I am capable of change AND I am capable of staying stuck in bad habits
Maybe I'm just procrastinating and wasting time reading through my older blog entries because I'm feeling tired right now. However, upon reading my entry about eating too much at the all-you-can-eat-buffet I had an idea for this entry I'm writing now.
I have been following the 5/2 Diet for a fair amount of time now. Mondays and Thursdays are my days. One recent Thursday, in the past month or so, I had a lunch meeting with clients. We met at Souper!Salad! While I'm sure I didn't limit myself to just 200 calories, I really did do a great job of eating just a modest amount of food, stopping before I was even truly full. I felt so good about myself in exercising such excellent restraint.

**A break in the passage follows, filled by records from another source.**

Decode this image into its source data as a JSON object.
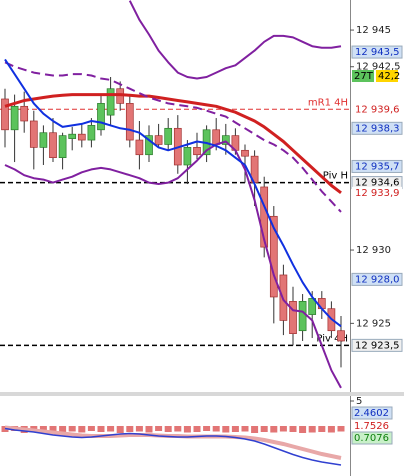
{
  "chart_data": {
    "type": "candlestick",
    "categories": [
      null,
      null,
      null,
      null,
      null,
      null,
      null,
      null,
      null,
      null,
      null,
      null,
      null,
      null,
      null,
      null,
      null,
      null,
      null,
      null,
      null,
      null,
      null,
      null,
      null,
      null,
      null,
      null,
      null,
      null,
      null,
      null,
      null,
      null,
      null,
      null
    ],
    "open": [
      12940.3,
      12938.2,
      12939.8,
      12938.8,
      12937.0,
      12938.0,
      12936.3,
      12937.6,
      12937.9,
      12937.5,
      12938.2,
      12939.2,
      12941.0,
      12940.0,
      12937.5,
      12936.5,
      12937.8,
      12937.2,
      12938.3,
      12935.8,
      12937.0,
      12936.5,
      12938.2,
      12937.2,
      12937.8,
      12936.8,
      12936.4,
      12934.3,
      12932.3,
      12928.3,
      12926.5,
      12924.5,
      12925.6,
      12926.7,
      12926.0,
      12924.5
    ],
    "high": [
      12941.0,
      12940.6,
      12940.8,
      12939.5,
      12938.5,
      12939.0,
      12938.0,
      12938.4,
      12938.6,
      12939.0,
      12940.5,
      12941.8,
      12941.5,
      12940.5,
      12938.8,
      12938.5,
      12938.6,
      12939.0,
      12939.2,
      12937.5,
      12938.0,
      12938.5,
      12939.0,
      12938.6,
      12938.3,
      12937.2,
      12936.8,
      12935.0,
      12933.0,
      12929.0,
      12927.5,
      12927.0,
      12927.2,
      12927.2,
      12926.5,
      12925.5
    ],
    "low": [
      12937.0,
      12936.0,
      12938.0,
      12935.5,
      12935.8,
      12936.0,
      12935.5,
      12936.8,
      12937.0,
      12937.0,
      12937.8,
      12938.5,
      12939.5,
      12937.0,
      12935.5,
      12936.0,
      12937.0,
      12936.8,
      12935.2,
      12934.5,
      12936.2,
      12936.0,
      12936.8,
      12936.5,
      12936.5,
      12934.6,
      12933.0,
      12929.5,
      12925.0,
      12924.2,
      12923.5,
      12923.8,
      12924.0,
      12925.3,
      12924.0,
      12922.0
    ],
    "close": [
      12938.2,
      12939.8,
      12938.8,
      12937.0,
      12938.0,
      12936.3,
      12937.8,
      12937.9,
      12937.5,
      12938.5,
      12940.0,
      12941.0,
      12940.0,
      12937.5,
      12936.5,
      12937.8,
      12937.2,
      12938.3,
      12935.8,
      12937.0,
      12936.5,
      12938.2,
      12937.2,
      12937.8,
      12936.8,
      12936.4,
      12934.6,
      12930.2,
      12926.8,
      12925.2,
      12924.3,
      12926.5,
      12926.7,
      12926.0,
      12924.5,
      12923.8
    ],
    "up_color": "#5cc35c",
    "down_color": "#e27575",
    "lines": [
      {
        "color": "#d02020",
        "width": 3,
        "dash": false,
        "values": [
          12939.8,
          12940.0,
          12940.2,
          12940.3,
          12940.4,
          12940.5,
          12940.55,
          12940.6,
          12940.6,
          12940.6,
          12940.6,
          12940.6,
          12940.6,
          12940.55,
          12940.5,
          12940.5,
          12940.4,
          12940.3,
          12940.2,
          12940.1,
          12940.0,
          12939.9,
          12939.8,
          12939.6,
          12939.4,
          12939.1,
          12938.8,
          12938.4,
          12937.9,
          12937.4,
          12936.8,
          12936.2,
          12935.6,
          12935.0,
          12934.4,
          12933.9
        ]
      },
      {
        "color": "#8020a0",
        "width": 2,
        "dash": false,
        "values": [
          null,
          null,
          null,
          null,
          null,
          null,
          null,
          null,
          null,
          null,
          null,
          null,
          null,
          12947.0,
          12945.7,
          12944.7,
          12943.6,
          12942.8,
          12942.1,
          12941.8,
          12941.7,
          12941.8,
          12942.1,
          12942.4,
          12942.6,
          12943.1,
          12943.6,
          12944.2,
          12944.6,
          12944.6,
          12944.5,
          12944.2,
          12943.9,
          12943.8,
          12943.8,
          12943.9
        ]
      },
      {
        "color": "#8020a0",
        "width": 2,
        "dash": true,
        "values": [
          12942.8,
          12942.5,
          12942.3,
          12942.1,
          12942.0,
          12941.9,
          12941.9,
          12942.0,
          12942.0,
          12941.9,
          12941.7,
          12941.6,
          12941.3,
          12941.0,
          12940.7,
          12940.4,
          12940.2,
          12940.0,
          12939.9,
          12939.8,
          12939.7,
          12939.5,
          12939.3,
          12939.1,
          12938.7,
          12938.3,
          12937.9,
          12937.5,
          12937.2,
          12936.8,
          12936.3,
          12935.6,
          12934.8,
          12934.0,
          12933.3,
          12932.6
        ]
      },
      {
        "color": "#8020a0",
        "width": 2,
        "dash": false,
        "values": [
          12935.8,
          12935.5,
          12935.1,
          12934.9,
          12934.8,
          12934.6,
          12934.8,
          12935.0,
          12935.3,
          12935.5,
          12935.6,
          12935.5,
          12935.3,
          12935.1,
          12934.9,
          12934.6,
          12934.5,
          12934.6,
          12934.9,
          12935.5,
          12936.1,
          12936.8,
          12937.2,
          12937.4,
          12936.8,
          12935.5,
          12933.4,
          12930.7,
          12928.3,
          12926.6,
          12925.9,
          12925.8,
          12925.2,
          12923.5,
          12921.8,
          12920.6
        ]
      },
      {
        "color": "#1030e0",
        "width": 2,
        "dash": false,
        "values": [
          12943.0,
          12942.0,
          12941.0,
          12940.0,
          12939.3,
          12938.8,
          12938.4,
          12938.5,
          12938.6,
          12938.8,
          12938.7,
          12938.5,
          12938.3,
          12938.2,
          12938.0,
          12937.5,
          12937.0,
          12936.8,
          12937.0,
          12937.2,
          12937.4,
          12937.3,
          12937.1,
          12936.8,
          12936.3,
          12935.8,
          12934.5,
          12933.0,
          12931.5,
          12930.3,
          12929.0,
          12927.8,
          12926.8,
          12926.0,
          12925.3,
          12924.8
        ]
      }
    ],
    "levels": [
      {
        "value": 12939.6,
        "label": "mR1 4H",
        "color": "#e03030"
      },
      {
        "value": 12934.6,
        "label": "Piv H",
        "color": "#000000"
      },
      {
        "value": 12923.5,
        "label": "Piv 4H",
        "color": "#000000"
      }
    ],
    "ylim": [
      12920.32,
      12947.05
    ],
    "yticks": [
      {
        "value": 12945,
        "label": "12 945"
      },
      {
        "value": 12942.5,
        "label": "12 942,5"
      },
      {
        "value": 12930,
        "label": "12 930"
      },
      {
        "value": 12925,
        "label": "12 925"
      }
    ],
    "price_tags": [
      {
        "value": 12943.5,
        "label": "12 943,5",
        "color": "#1030c0",
        "bg": "#cfe0f5"
      },
      {
        "value": 12939.6,
        "label": "12 939,6",
        "color": "#d02020",
        "bg": "#ffffff"
      },
      {
        "value": 12938.3,
        "label": "12 938,3",
        "color": "#1030c0",
        "bg": "#cfe0f5"
      },
      {
        "value": 12935.7,
        "label": "12 935,7",
        "color": "#1030c0",
        "bg": "#cfe0f5"
      },
      {
        "value": 12934.6,
        "label": "12 934,6",
        "color": "#000000",
        "bg": "#f0f0f0"
      },
      {
        "value": 12933.9,
        "label": "12 933,9",
        "color": "#d02020",
        "bg": "#ffffff"
      },
      {
        "value": 12928.0,
        "label": "12 928,0",
        "color": "#1030c0",
        "bg": "#cfe0f5"
      },
      {
        "value": 12923.5,
        "label": "12 923,5",
        "color": "#000000",
        "bg": "#f0f0f0"
      }
    ],
    "badges": [
      {
        "text": "27T",
        "bg": "#5cc35c"
      },
      {
        "text": "42,2",
        "bg": "#ffd500"
      }
    ],
    "indicator": {
      "ylim": [
        -10,
        6
      ],
      "yticks": [
        5
      ],
      "bar_color": "#e27575",
      "bars": [
        -1.2,
        -1.0,
        -1.4,
        -1.1,
        -1.3,
        -1.0,
        -1.2,
        -1.1,
        -1.3,
        -1.0,
        -1.2,
        -1.1,
        -1.4,
        -1.2,
        -1.1,
        -1.3,
        -1.0,
        -1.2,
        -1.1,
        -1.3,
        -1.2,
        -1.0,
        -1.1,
        -1.3,
        -1.2,
        -1.1,
        -1.4,
        -1.2,
        -1.3,
        -1.1,
        -1.2,
        -1.4,
        -1.3,
        -1.2,
        -1.3,
        -1.1
      ],
      "lines": [
        {
          "color": "#e8a8a8",
          "width": 4,
          "values": [
            -0.3,
            -0.5,
            -0.7,
            -0.9,
            -1.1,
            -1.3,
            -1.5,
            -1.7,
            -1.9,
            -2,
            -2,
            -2,
            -1.9,
            -1.8,
            -1.8,
            -1.8,
            -1.9,
            -2,
            -2,
            -2.1,
            -2.1,
            -2.1,
            -2.1,
            -2.1,
            -2.2,
            -2.3,
            -2.5,
            -2.8,
            -3.2,
            -3.6,
            -4.1,
            -4.6,
            -5.1,
            -5.6,
            -6,
            -6.4
          ]
        },
        {
          "color": "#3040d0",
          "width": 1.5,
          "values": [
            -0.5,
            -0.8,
            -1,
            -1.2,
            -1.5,
            -1.8,
            -2,
            -2.2,
            -2.3,
            -2.2,
            -2,
            -1.8,
            -1.6,
            -1.5,
            -1.6,
            -1.8,
            -2,
            -2.1,
            -2.2,
            -2.2,
            -2.1,
            -2,
            -2,
            -2.1,
            -2.3,
            -2.6,
            -3,
            -3.6,
            -4.3,
            -5,
            -5.7,
            -6.3,
            -6.8,
            -7.2,
            -7.5,
            -7.8
          ]
        }
      ],
      "tags": [
        {
          "value": 2.4602,
          "color": "#1030c0",
          "bg": "#cfe0f5"
        },
        {
          "value": 1.7526,
          "color": "#d02020",
          "bg": "#ffffff"
        },
        {
          "value": 0.7076,
          "color": "#108010",
          "bg": "#c8f0c8"
        }
      ]
    }
  }
}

On the other hand, I still continue to overeat on lots of other occasions. I think part of the issue lately, is that I have been so hungry from all the additional exercise I've been doing. While I am thinking that I need to switch to a 6/1 Diet, I still need to get much better at pushing myself away from the table sooner on my "6" days. I need to learn that it's better to walk away before I'm completely full and have another small meal in as soon as another hour than to stuff too much in trying to completely squelch the sense of hunger.
I give thanks to the Universe for the abundance it provides me. I surrender and am open and ready to receive.
Bhavatu, sabba, mangalam -- May all beings be happy.